Constructing an unbounded function really does seem to me to be the easiest approach. One very natural way to do this is to find a countably infinite, closed, discrete subset $D=\{x_n:n\in\Bbb N\}$ of $X$. If we can do this, we the function $f:D\to\Bbb R:x_n\mapsto n$ will be continuous (since $D$ is discrete), and by the Tietze extension theorem it will have a continuous extension $g$ to all of $X$ (since $D$ is closed in $X$). Clearly this $g$ is unbounded.
At this point you can use some general results:
- A metric space is compact if and only if it is countably compact.
- A $T_1$ space is countably compact if each infinite subset of $X$ has a limit point.
Thus, if $X$ is not compact, then it’s not countably compact, and therefore it has an infinite closed discrete subset $D_0$. We can then take $D$ to be any countably infinite subset of $D_0$.
Alternatively, you can get your hands dirty and directly construct the desired set $D$. If $X$ is not compact, then either $X$ is unbounded, or $X$ is not closed.
If $X$ is not bounded, we can assume without loss of generality that it contains arbitrarily large positive real numbers. Let $x_0$ be one of these. Given $x_n$, there is an $x_{n+1}\in X$ such that $x_{n+1}\ge x_n+1$. In this way we can recursively construct the set $D=\{x_n:n\in\Bbb N\}$, and it’s easy to check that $D$ is a closed, discrete subset of $X$ (and indeed of $\Bbb R$).
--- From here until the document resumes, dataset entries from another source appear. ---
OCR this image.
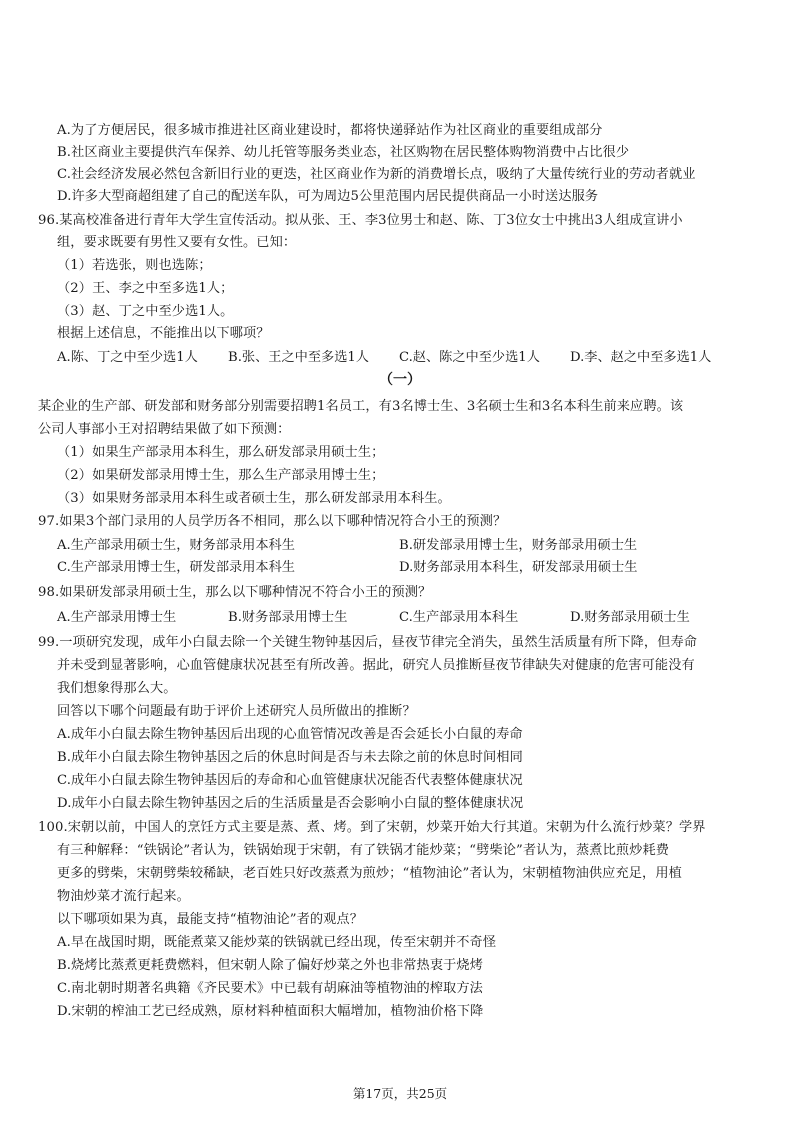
A.为了方便居民，很多城市推进社区商业建设时，都将快递驿站作为社区商业的重要组成部分
B.社区商业主要提供汽车保养、幼儿托管等服务类业态，社区购物在居民整体购物消费中占比很少
C.社会经济发展必然包含新旧行业的更迭，社区商业作为新的消费增长点，吸纳了大量传统行业的劳动者就业
D.许多大型商超组建了自己的配送车队，可为周边5公里范围内居民提供商品一小时送达服务
96.某高校准备进行青年大学生宣传活动。拟从张、王、李3位男士和赵、陈、丁3位女士中挑出3人组成宣讲小
组，要求既要有男性又要有女性。已知：
（1）若选张，则也选陈；
（2）王、李之中至多选1人；
（3）赵、丁之中至少选1人。
根据上述信息，不能推出以下哪项？
A.陈、丁之中至少选1人 B.张、王之中至多选1人 C.赵、陈之中至少选1人 D.李、赵之中至多选1人
（一）
某企业的生产部、研发部和财务部分别需要招聘1名员工，有3名博士生、3名硕士生和3名本科生前来应聘。该
公司人事部小王对招聘结果做了如下预测：
（1）如果生产部录用本科生，那么研发部录用硕士生；
（2）如果研发部录用博士生，那么生产部录用博士生；
（3）如果财务部录用本科生或者硕士生，那么研发部录用本科生。
97.如果3个部门录用的人员学历各不相同，那么以下哪种情况符合小王的预测？
A.生产部录用硕士生，财务部录用本科生	B.研发部录用博士生，财务部录用硕士生
C.生产部录用博士生，研发部录用本科生	D.财务部录用本科生，研发部录用硕士生
98.如果研发部录用硕士生，那么以下哪种情况不符合小王的预测？
A.生产部录用博士生	B.财务部录用博士生	C.生产部录用本科生	D.财务部录用硕士生
99.一项研究发现，成年小白鼠去除一个关键生物钟基因后，昼夜节律完全消失，虽然生活质量有所下降，但寿命
并未受到显著影响，心血管健康状况甚至有所改善。据此，研究人员推断昼夜节律缺失对健康的危害可能没有
我们想象得那么大。
回答以下哪个问题最有助于评价上述研究人员所做出的推断？
A.成年小白鼠去除生物钟基因后出现的心血管情况改善是否会延长小白鼠的寿命
B.成年小白鼠去除生物钟基因之后的休息时间是否与未去除之前的休息时间相同
C.成年小白鼠去除生物钟基因后的寿命和心血管健康状况能否代表整体健康状况
D.成年小白鼠去除生物钟基因之后的生活质量是否会影响小白鼠的整体健康状况
100.宋朝以前，中国人的烹饪方式主要是蒸、煮、烤。到了宋朝，炒菜开始大行其道。宋朝为什么流行炒菜？学界
有三种解释：“铁锅论”者认为，铁锅始现于宋朝，有了铁锅才能炒菜；“劈柴论”者认为，蒸煮比煎炒耗费
更多的劈柴，宋朝劈柴较稀缺，老百姓只好改蒸煮为煎炒；“植物油论”者认为，宋朝植物油供应充足，用植
物油炒菜才流行起来。
以下哪项如果为真，最能支持“植物油论”者的观点？
A.早在战国时期，既能煮菜又能炒菜的铁锅就已经出现，传至宋朝并不奇怪
B.烧烤比蒸煮更耗费燃料，但宋朝人除了偏好炒菜之外也非常热衷于烧烤
C.南北朝时期著名典籍《齐民要术》中已载有胡麻油等植物油的榨取方法
D.宋朝的榨油工艺已经成熟，原材料种植面积大幅增加，植物油价格下降
第17页，共25页
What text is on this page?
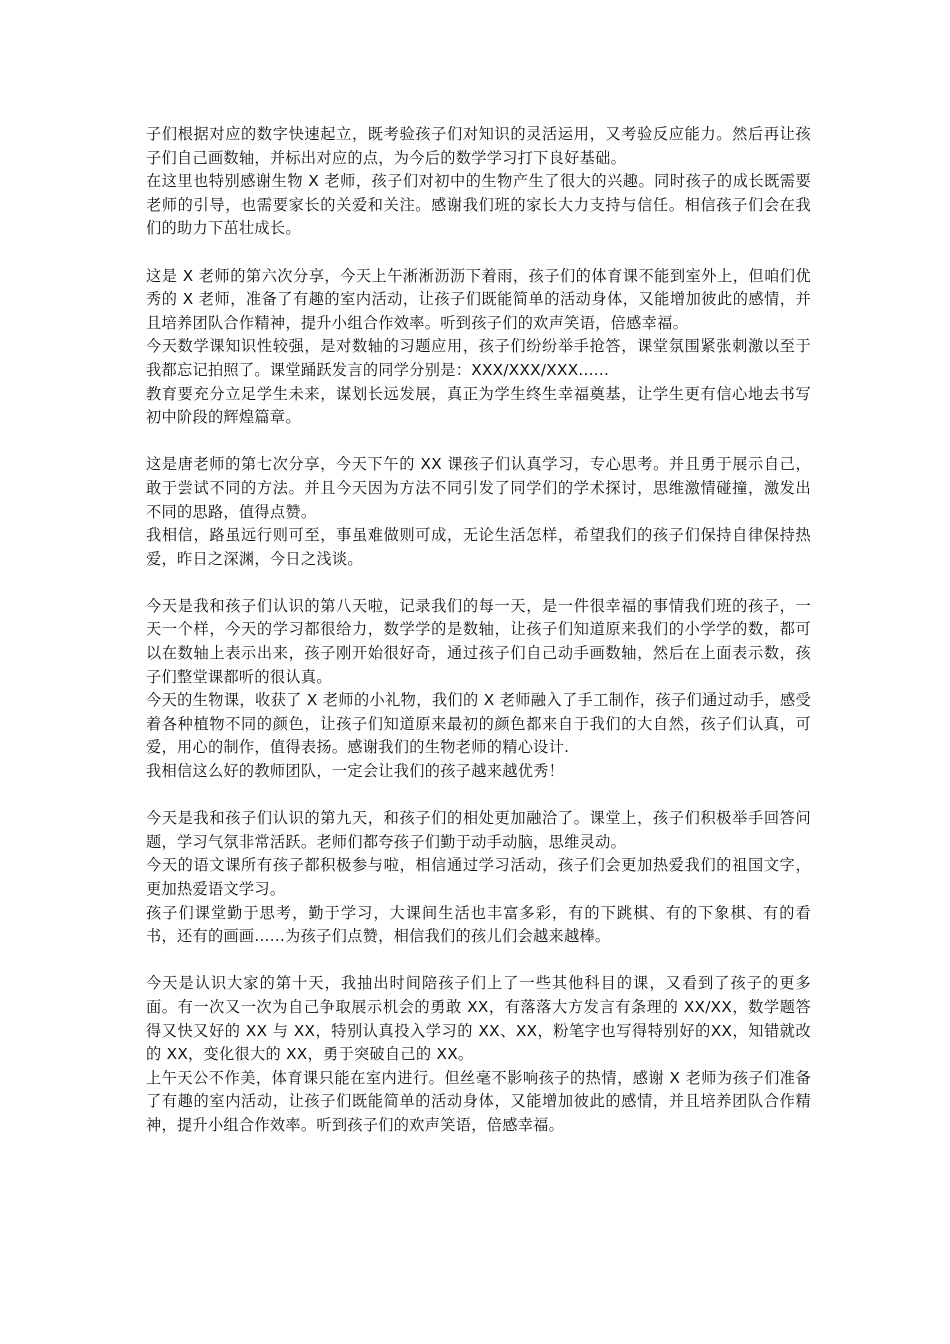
子们根据对应的数字快速起立，既考验孩子们对知识的灵活运用，又考验反应能力。然后再让孩子们自己画数轴，并标出对应的点，为今后的数学学习打下良好基础。

在这里也特别感谢生物 X 老师，孩子们对初中的生物产生了很大的兴趣。同时孩子的成长既需要老师的引导，也需要家长的关爱和关注。感谢我们班的家长大力支持与信任。相信孩子们会在我们的助力下茁壮成长。

这是 X 老师的第六次分享，今天上午淅淅沥沥下着雨，孩子们的体育课不能到室外上，但咱们优秀的 X 老师，准备了有趣的室内活动，让孩子们既能简单的活动身体，又能增加彼此的感情，并且培养团队合作精神，提升小组合作效率。听到孩子们的欢声笑语，倍感幸福。

今天数学课知识性较强，是对数轴的习题应用，孩子们纷纷举手抢答，课堂氛围紧张刺激以至于我都忘记拍照了。课堂踊跃发言的同学分别是：XXX/XXX/XXX......

教育要充分立足学生未来，谋划长远发展，真正为学生终生幸福奠基，让学生更有信心地去书写初中阶段的辉煌篇章。

这是唐老师的第七次分享，今天下午的 XX 课孩子们认真学习，专心思考。并且勇于展示自己，敢于尝试不同的方法。并且今天因为方法不同引发了同学们的学术探讨，思维激情碰撞，激发出不同的思路，值得点赞。

我相信，路虽远行则可至，事虽难做则可成，无论生活怎样，希望我们的孩子们保持自律保持热爱，昨日之深渊，今日之浅谈。

今天是我和孩子们认识的第八天啦，记录我们的每一天，是一件很幸福的事情我们班的孩子，一天一个样，今天的学习都很给力，数学学的是数轴，让孩子们知道原来我们的小学学的数，都可以在数轴上表示出来，孩子刚开始很好奇，通过孩子们自己动手画数轴，然后在上面表示数，孩子们整堂课都听的很认真。

今天的生物课，收获了 X 老师的小礼物，我们的 X 老师融入了手工制作，孩子们通过动手，感受着各种植物不同的颜色，让孩子们知道原来最初的颜色都来自于我们的大自然，孩子们认真，可爱，用心的制作，值得表扬。感谢我们的生物老师的精心设计.

我相信这么好的教师团队，一定会让我们的孩子越来越优秀！

今天是我和孩子们认识的第九天，和孩子们的相处更加融洽了。课堂上，孩子们积极举手回答问题，学习气氛非常活跃。老师们都夸孩子们勤于动手动脑，思维灵动。

今天的语文课所有孩子都积极参与啦，相信通过学习活动，孩子们会更加热爱我们的祖国文字，更加热爱语文学习。

孩子们课堂勤于思考，勤于学习，大课间生活也丰富多彩，有的下跳棋、有的下象棋、有的看书，还有的画画......为孩子们点赞，相信我们的孩儿们会越来越棒。

今天是认识大家的第十天，我抽出时间陪孩子们上了一些其他科目的课，又看到了孩子的更多面。有一次又一次为自己争取展示机会的勇敢 XX，有落落大方发言有条理的 XX/XX，数学题答得又快又好的 XX 与 XX，特别认真投入学习的 XX、XX，粉笔字也写得特别好的XX，知错就改的 XX，变化很大的 XX，勇于突破自己的 XX。

上午天公不作美，体育课只能在室内进行。但丝毫不影响孩子的热情，感谢 X 老师为孩子们准备了有趣的室内活动，让孩子们既能简单的活动身体，又能增加彼此的感情，并且培养团队合作精神，提升小组合作效率。听到孩子们的欢声笑语，倍感幸福。
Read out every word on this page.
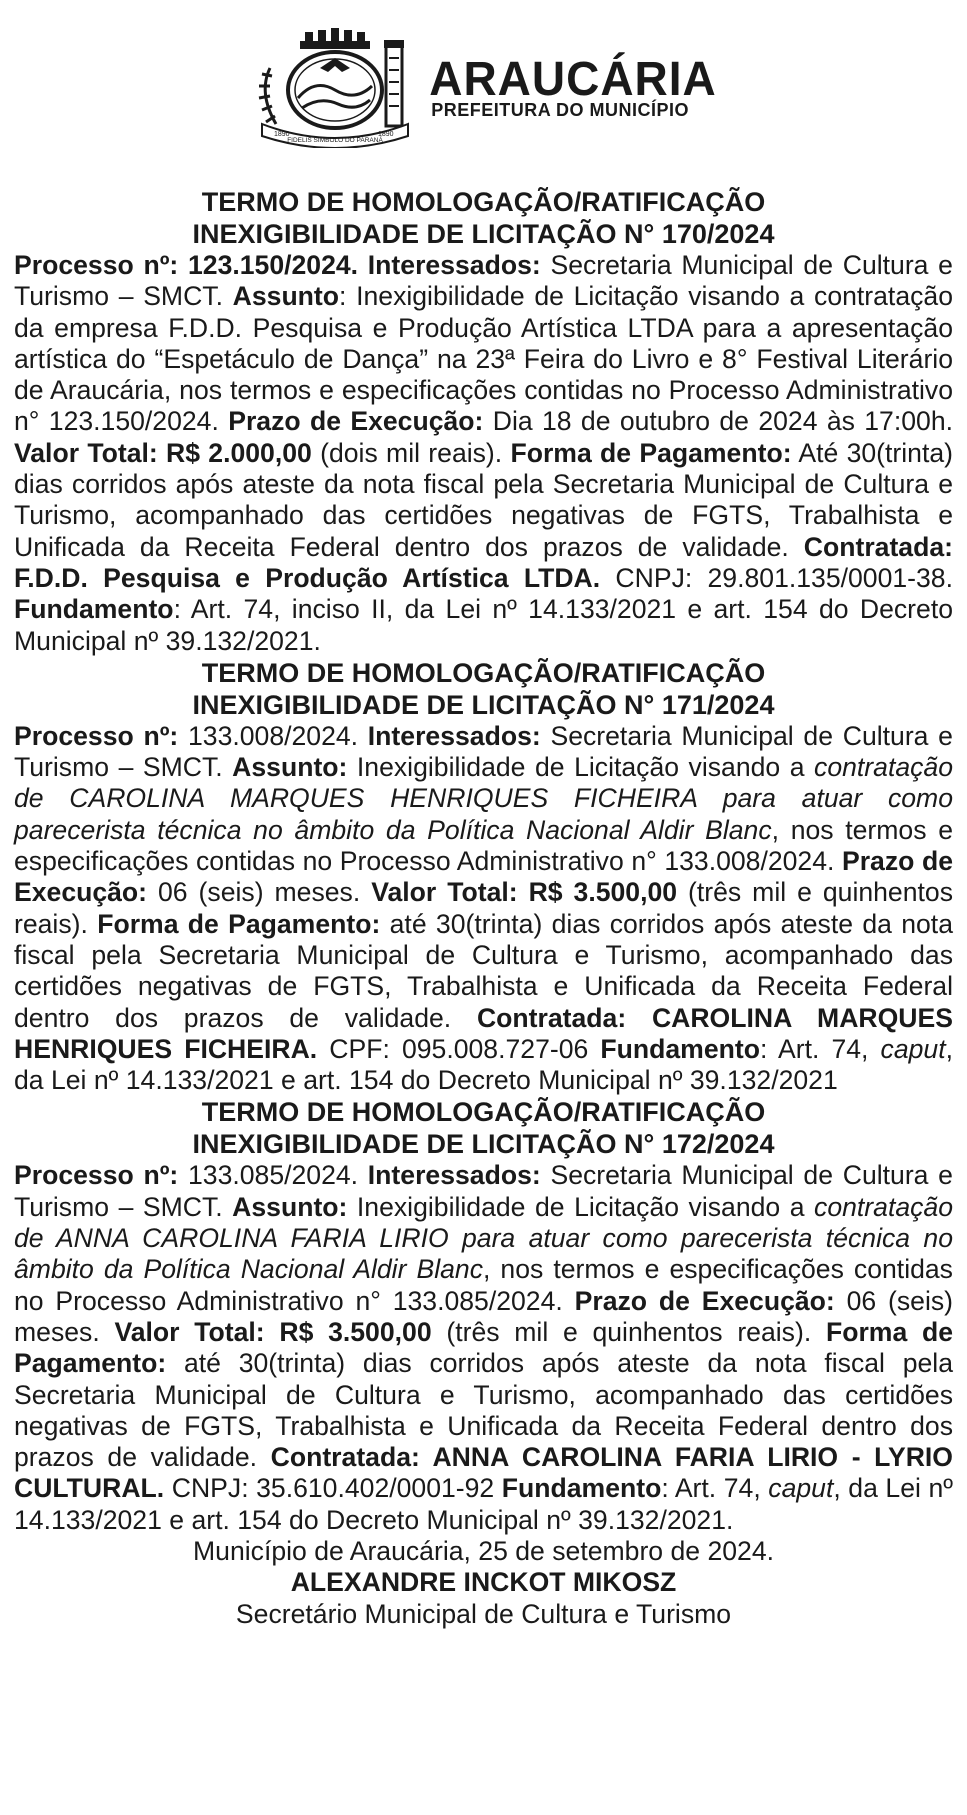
1890
FIDELIS SIMBOLO DO PARANÁ
1890
ARAUCÁRIA
PREFEITURA DO MUNICÍPIO
TERMO DE HOMOLOGAÇÃO/RATIFICAÇÃO
INEXIGIBILIDADE DE LICITAÇÃO N° 170/2024

Processo nº: 123.150/2024. Interessados: Secretaria Municipal de Cultura e Turismo – SMCT. Assunto: Inexigibilidade de Licitação visando a contratação da empresa F.D.D. Pesquisa e Produção Artística LTDA para a apresentação artística do “Espetáculo de Dança” na 23ª Feira do Livro e 8° Festival Literário de Araucária, nos termos e especificações contidas no Processo Administrativo n° 123.150/2024. Prazo de Execução: Dia 18 de outubro de 2024 às 17:00h. Valor Total: R$ 2.000,00 (dois mil reais). Forma de Pagamento: Até 30(trinta) dias corridos após ateste da nota fiscal pela Secretaria Municipal de Cultura e Turismo, acompanhado das certidões negativas de FGTS, Trabalhista e Unificada da Receita Federal dentro dos prazos de validade. Contratada: F.D.D. Pesquisa e Produção Artística LTDA. CNPJ: 29.801.135/0001-38. Fundamento: Art. 74, inciso II, da Lei nº 14.133/2021 e art. 154 do Decreto Municipal nº 39.132/2021.

TERMO DE HOMOLOGAÇÃO/RATIFICAÇÃO
INEXIGIBILIDADE DE LICITAÇÃO N° 171/2024

Processo nº: 133.008/2024. Interessados: Secretaria Municipal de Cultura e Turismo – SMCT. Assunto: Inexigibilidade de Licitação visando a contratação de CAROLINA MARQUES HENRIQUES FICHEIRA para atuar como parecerista técnica no âmbito da Política Nacional Aldir Blanc, nos termos e especificações contidas no Processo Administrativo n° 133.008/2024. Prazo de Execução: 06 (seis) meses. Valor Total: R$ 3.500,00 (três mil e quinhentos reais). Forma de Pagamento: até 30(trinta) dias corridos após ateste da nota fiscal pela Secretaria Municipal de Cultura e Turismo, acompanhado das certidões negativas de FGTS, Trabalhista e Unificada da Receita Federal dentro dos prazos de validade. Contratada: CAROLINA MARQUES HENRIQUES FICHEIRA. CPF: 095.008.727-06 Fundamento: Art. 74, caput, da Lei nº 14.133/2021 e art. 154 do Decreto Municipal nº 39.132/2021

TERMO DE HOMOLOGAÇÃO/RATIFICAÇÃO
INEXIGIBILIDADE DE LICITAÇÃO N° 172/2024

Processo nº: 133.085/2024. Interessados: Secretaria Municipal de Cultura e Turismo – SMCT. Assunto: Inexigibilidade de Licitação visando a contratação de ANNA CAROLINA FARIA LIRIO para atuar como parecerista técnica no âmbito da Política Nacional Aldir Blanc, nos termos e especificações contidas no Processo Administrativo n° 133.085/2024. Prazo de Execução: 06 (seis) meses. Valor Total: R$ 3.500,00 (três mil e quinhentos reais). Forma de Pagamento: até 30(trinta) dias corridos após ateste da nota fiscal pela Secretaria Municipal de Cultura e Turismo, acompanhado das certidões negativas de FGTS, Trabalhista e Unificada da Receita Federal dentro dos prazos de validade. Contratada: ANNA CAROLINA FARIA LIRIO - LYRIO CULTURAL. CNPJ: 35.610.402/0001-92 Fundamento: Art. 74, caput, da Lei nº 14.133/2021 e art. 154 do Decreto Municipal nº 39.132/2021.

Município de Araucária, 25 de setembro de 2024.
ALEXANDRE INCKOT MIKOSZ
Secretário Municipal de Cultura e Turismo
If $X$ is not closed, let $x\in(\operatorname{cl}X)\setminus X$. Pick $x_0\in X$ arbitrarily. Given $x_n\in X$, let $r_n=|x_n-x|$; $x$ is in the closure of $X$, so there is an $x_{n+1}\in B\left(x,\frac{r_n}2\right)\cap X$. Thus we can recursively construct a sequence $\sigma=\langle x_n:n\in\Bbb N\rangle$ of distinct points of $X$ such that $\sigma$ converges to $x$. Now let $D=\{x_n:n\in\Bbb N\}$; the only limit point of $D$ in $\Bbb R$ is $x$, which is not in $X$, so $D$ is a closed, discrete subset of $X$ (in the relative topology on $X$).